Late in Craig Zobel’s searing psychological drama, Compliance
, one character remarks, “I did a bad thing.” It’s the kind of realization that would have been useful 30 minutes earlier, but also one only hindsight could make so clear. Zobel asks his audience to take a leap into a very weird world where orders trump common sense and morals, but the film’s weirdest note is in its first frame, which tells us Compliance
is based on a true story.
In 2004, a McDonald’s in Mount Washington, Kent. was thrust into the national spotlight. Its manager received a call from a man identifying himself as a police officer. The attractive young woman at the counter, this man said, had stolen money out of a customer’s purse, and the manager needs to find the money and keep watch over the young woman until the officer can extricate himself from his investigation to interrogate her himself.
Although the names of the individuals involved — as well as the restaurant — are changed in Compliance
, the record of events follows the true story fairly well. Ann Dowd plays the manager, Sandra, while Dreama Walker is Becky, this sad story’s primary victim. “Officer Daniels” (Pat Healy) tells Sandra if she cannot find the money in Becky’s pockets or purse, she must perform a strip search. Becky reluctantly agrees, not wanting to go to jail.
From there, everyone loses his or her mind. Sandra is ordered to leave Becky’s clothes in her unlocked car, and she complies. She’s ordered to have a man watch over Becky, so she calls up her fiancé, Van (Bill Camp). He’s ordered to examine Becky’s body, and he complies. She’s ordered to perform sex acts on Van, and she complies. It’s a sickening situation, and you’ll just want to shake those on screen, but Compliance
, admirably, neither judges nor justifies its characters’ actions. This even-handed approach means Zobel can focus on maximizing tension.
The film’s close-up cinematography, framed tightly by the clutter of a typical restaurant storage room, as well as its thoughtfully sporadic score, help the film burrow under your skin, but it’s Zobel’s words that keep it there. His Daniels is the chilliest sort of villain. You don’t know his motivations, but his methodical method of taking notes during the call signals that he’s someone who’s indescribably twisted but also quite good at what he does.

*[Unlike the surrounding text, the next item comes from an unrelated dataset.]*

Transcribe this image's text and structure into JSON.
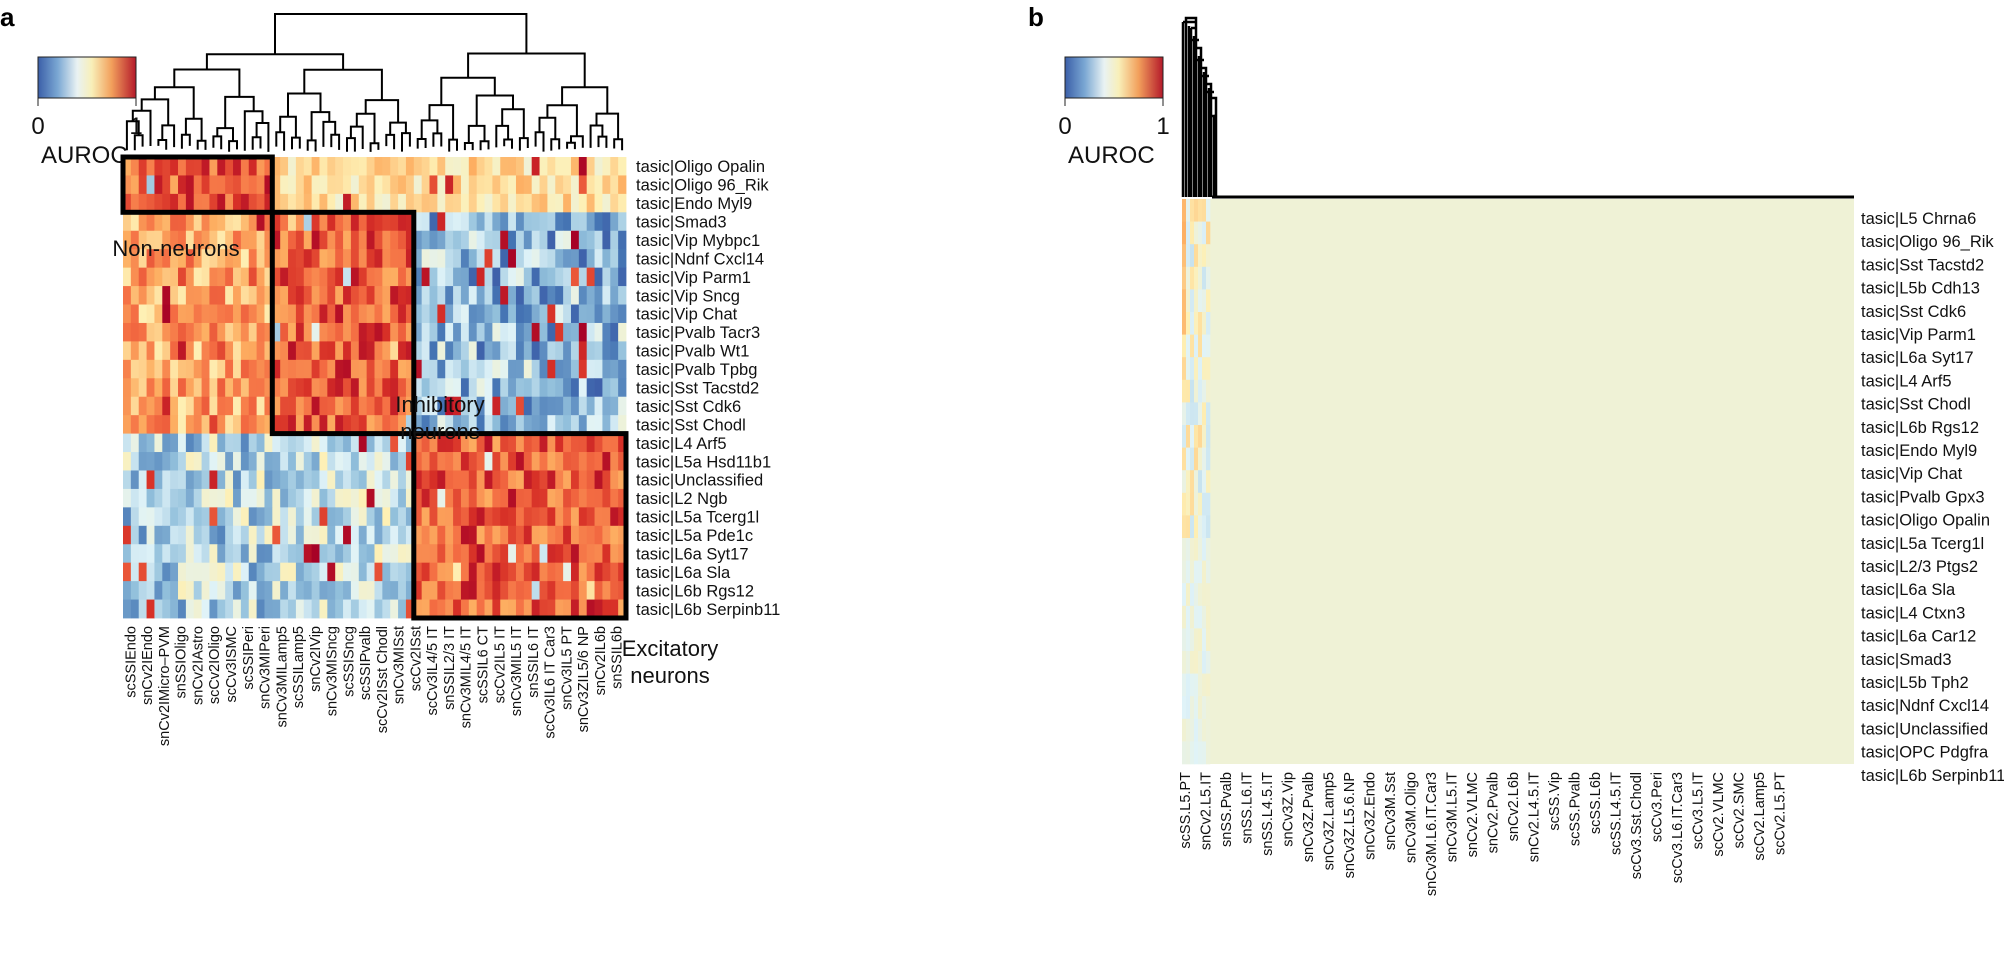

And in Sandra, Zobel’s found an individuals with layer upon layer. Her “Gee, I don’t knows” make you feel for her, make you see her as another victim of sorts in this strange scenario. Yet, her personal feelings toward Becky are made plain in the film’s opening 15 minutes. If she thought something — anything — was remotely off with this Daniels guy, would she end the charade? Probably, but not definitely. It’s Dowd, then, who gives Compliance
‘s finest, most nuanced performance. The film might be too small for end-of-year awards consideration, but should it hang on and earn her a nomination of some kind, it’d be incredibly well-deserved.
The rest of the performances are serviceable, but nothing special. It should be pointed out that Walker has the unenviable job of spending most of this film nude. Zobel’s camera, though, isn’t interested in exploiting her. Despite the lurid nature of the subject matter, actual nudity in the film is kept to a minimum (in most scenes, she’s covered up with an apron).
There will be those who can’t watch Compliance
because it’s too distressing, and it’s probably not the kind of film anyone — not even a strong admirer of the film like myself — will want to take in more than once. The film’s voyeuristic quality is, at times, overwhelming, and as far as faults go, this discomfort is topped only by the patness of the film’s final 15 minutes.
On the whole, though, Compliance
is a success despite not being the feel-good story of the year. It’s more an indictment of certain facets of human nature than an ultimately uplifting cautionary tale. But the way second-time director Zobel brings such a strong cinematic touch to this bizarre true story is mighty impressive.